Mehr als 4000 Alben hat Jan Erik Kongshaug aufgenommen, davon rund 700 für das Label ECM. Der Toningenieur hat die Klangvorstellung des Jazz in den letzten 50 Jahren entscheidend geprägt. Nun ist der Norweger im Alter von 75 Jahren gestorben.

ECM-Produzent Manfred Eicher zusammen mit Toningenieur Jan Erik Kongshaug im Studio | Bildquelle: W. Patrick Hinely

Bildquelle: W. Patrick Hinely

Ganz von der linken Seite her hört man ein afrikanisches Daumen-Klavier, eine Mbira, weit rechts einen einzelnen Beckenschlag, andere Schlagzeug-Klänge kommen hinzu. Dann setzt zart das Saxophon ein, leicht links des Zentrums, Gitarrentöne rechts davon.

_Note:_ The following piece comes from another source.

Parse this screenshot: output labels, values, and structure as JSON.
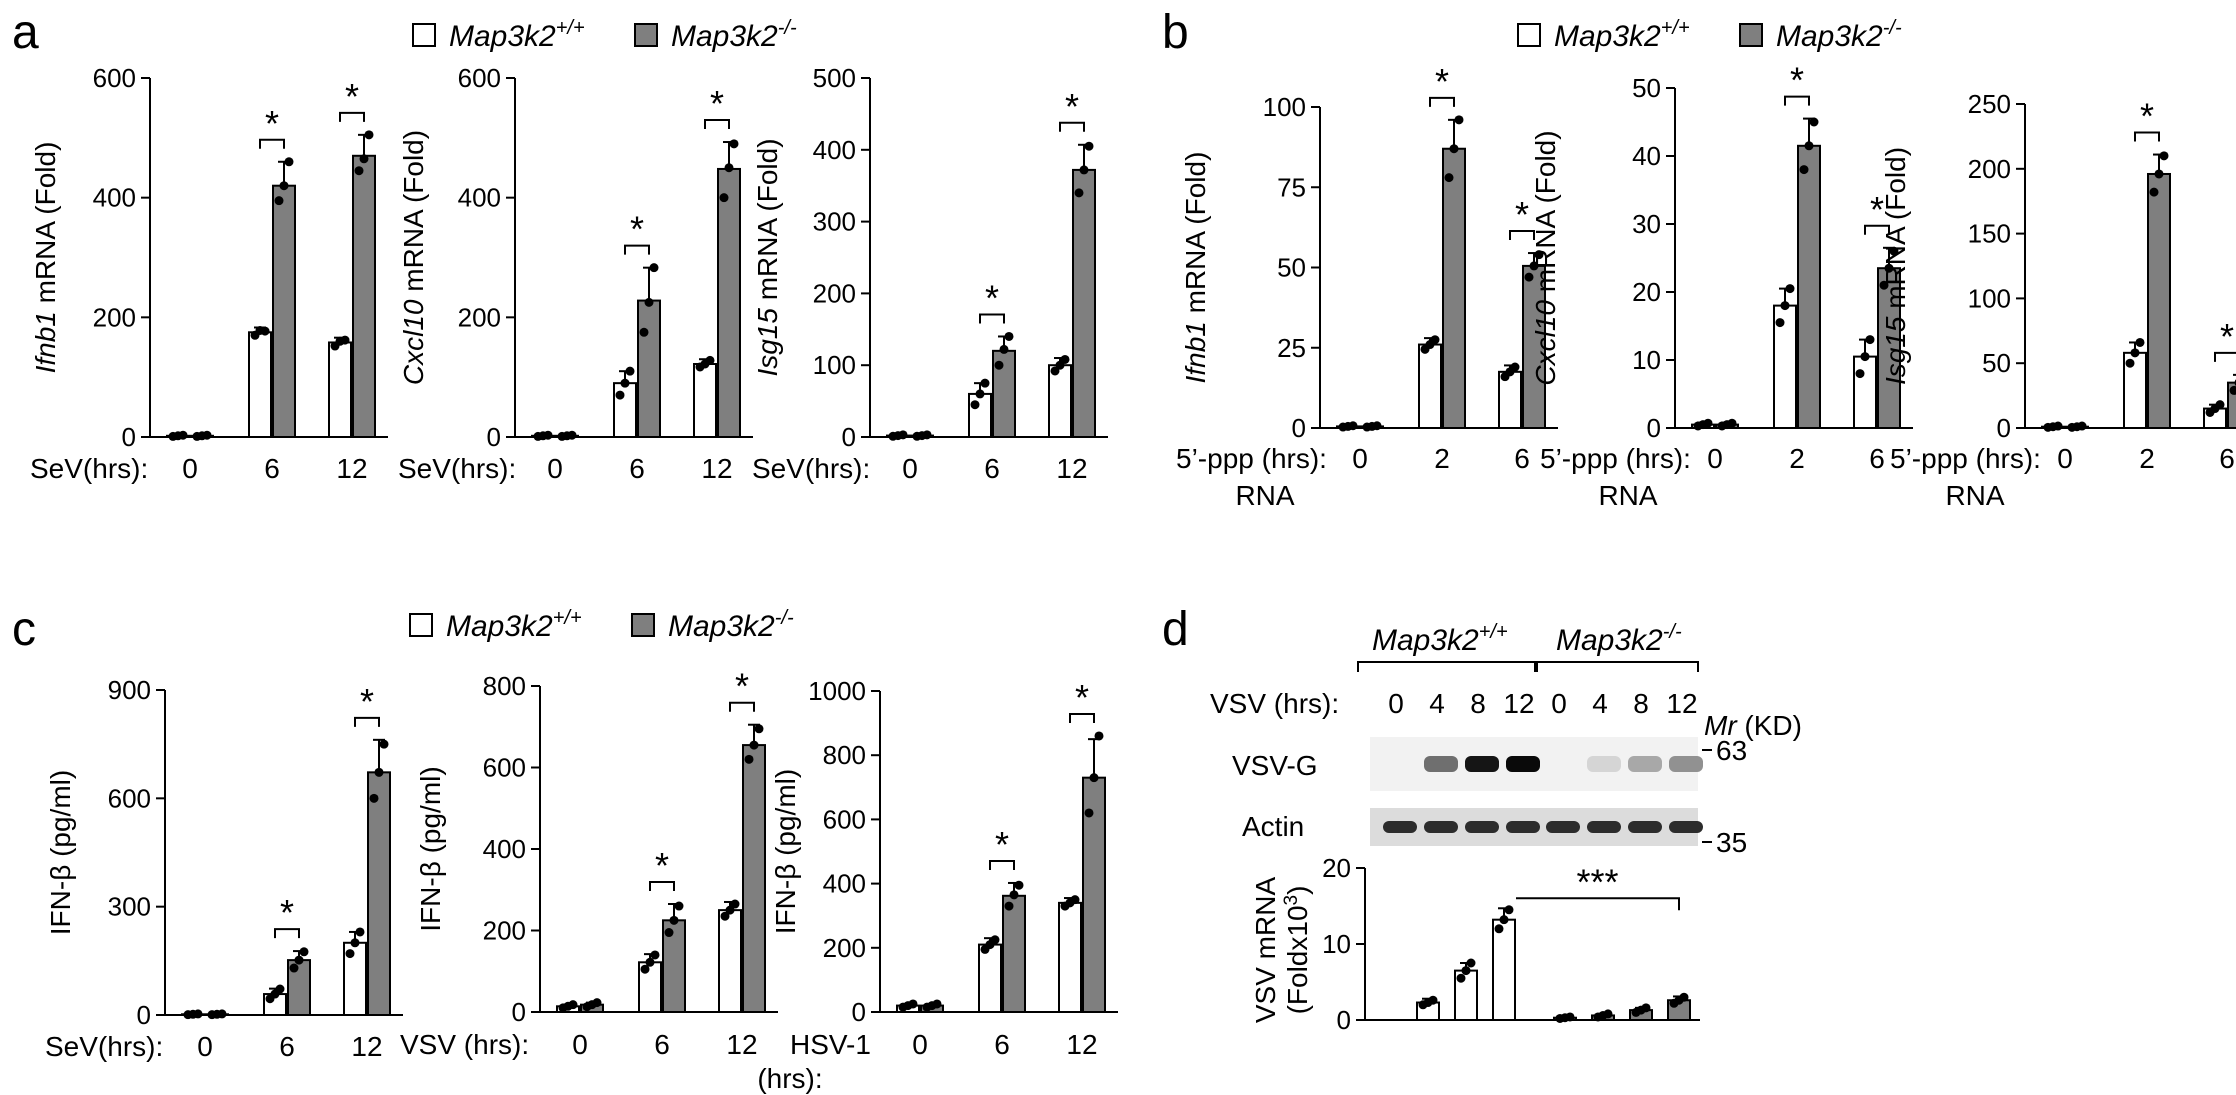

So plastisch und greifbar fühlt sich dieser Sound an, dass man könnte glauben, die Instrumente stünden direkt vor einem. Aber es ist bald 50 Jahre her, dass Produzent Manfred Eicher und Toningenieur Jan Erik Kongshaug diese Aufnahme verantworteten, im September 1970 im Bendiksen Studio in Oslo. Hinter dem Mischpult Eicher und Kongshaug, vor den Mikrophonen Saxophonist Jan Garbarek und seine damalige Band. Das aus dieser Studiosession entstandene Album "Afric Pepperbird" markiert den Beginn einer langen, kreativen und prägenden Zusammenarbeit.

Jan Erik Kongshaug, hat mit seinem Feingefühl und seinen perfekten Ohren das Klangbild des europäischen und internationalen Jazz entscheidend mitgestaltet. Der legendäre Toningenieur ist am Dienstag, den 05. November 2019, im Alter von 75 Jahren gestorben.

Feinmechaniker mit offenen Ohren

1944 im norwegischen Trondheim geboren, machte Jan Erik Kongshaug zunächst eine Ausbildung als Elektrotechniker, spielte schon als Kind Akkrodeon, später, vor allem Gitarre aber auch Bass. Ab 1967 arbeitete er in einem Tonstudio und 1970 begann die Zusammenarbeit mit dem Label ECM. Unzählige wegweisende Aufnahmen entstanden mit Keith Jarrett, Pat Metheny, Chick Corea, Paul Bley und anderen.
Fast blind verstanden sich Eicher und Kongshaug. Das beschrieb der Toningenieur in einem Interview von 2007 so: "Wir mussten nie viel über technische Dinge sprechen. Ein Blick oder eine Geste genügte und ich wusste, was zu tun war."

Im Jahr 1984 gründete Jan Erik Kongshaug sein "Rainbow Studio" in Oslo, und immer wenn man auf einer Albumhülle, egal welchen Labels, diesen Ort las, konnte man sicher sein, dass der Sound von exzellenter Qualität war.
Als Bandleader selbst trat Kongshaug nur sehr selten in Erscheinung, im Jahr 1998 veröffentlichte etwa das Label ACT ein Album mit Jazzstandards und Kompositionen Kongshaugs unter dem Titel "The other world", darauf ist er als Gitarrist mit seinem Quartett zu hören.

Ein Künstler am Mischpult

In den Sozialen Netzwerken wird seit Bekanntwerden von Kongshaugs Tod sehr viel über ihn geschrieben und oft betonen die Musikerinnen und Musiker, wie bescheiden und zurückhaltend der geniale Soundtüftler im Studio war.
Der Berliner Gitarrist Marc Sinan beschreibt etwa eine Szene mit Jan Erik Kongshaug so: "Als ich die Kopfhörer im Studio aufsetzte, hörte ich meinen Sound und so gut habe ich davor und danach nie wieder geklungen. Als ich es sagte, war er sehr beschieden und hob eher die Qualitäten seines Studios hervor, als sein eigenes Talent und seine Erfahrung. Ein echter Künstler auf seinem Gebiet, einer der wenigen."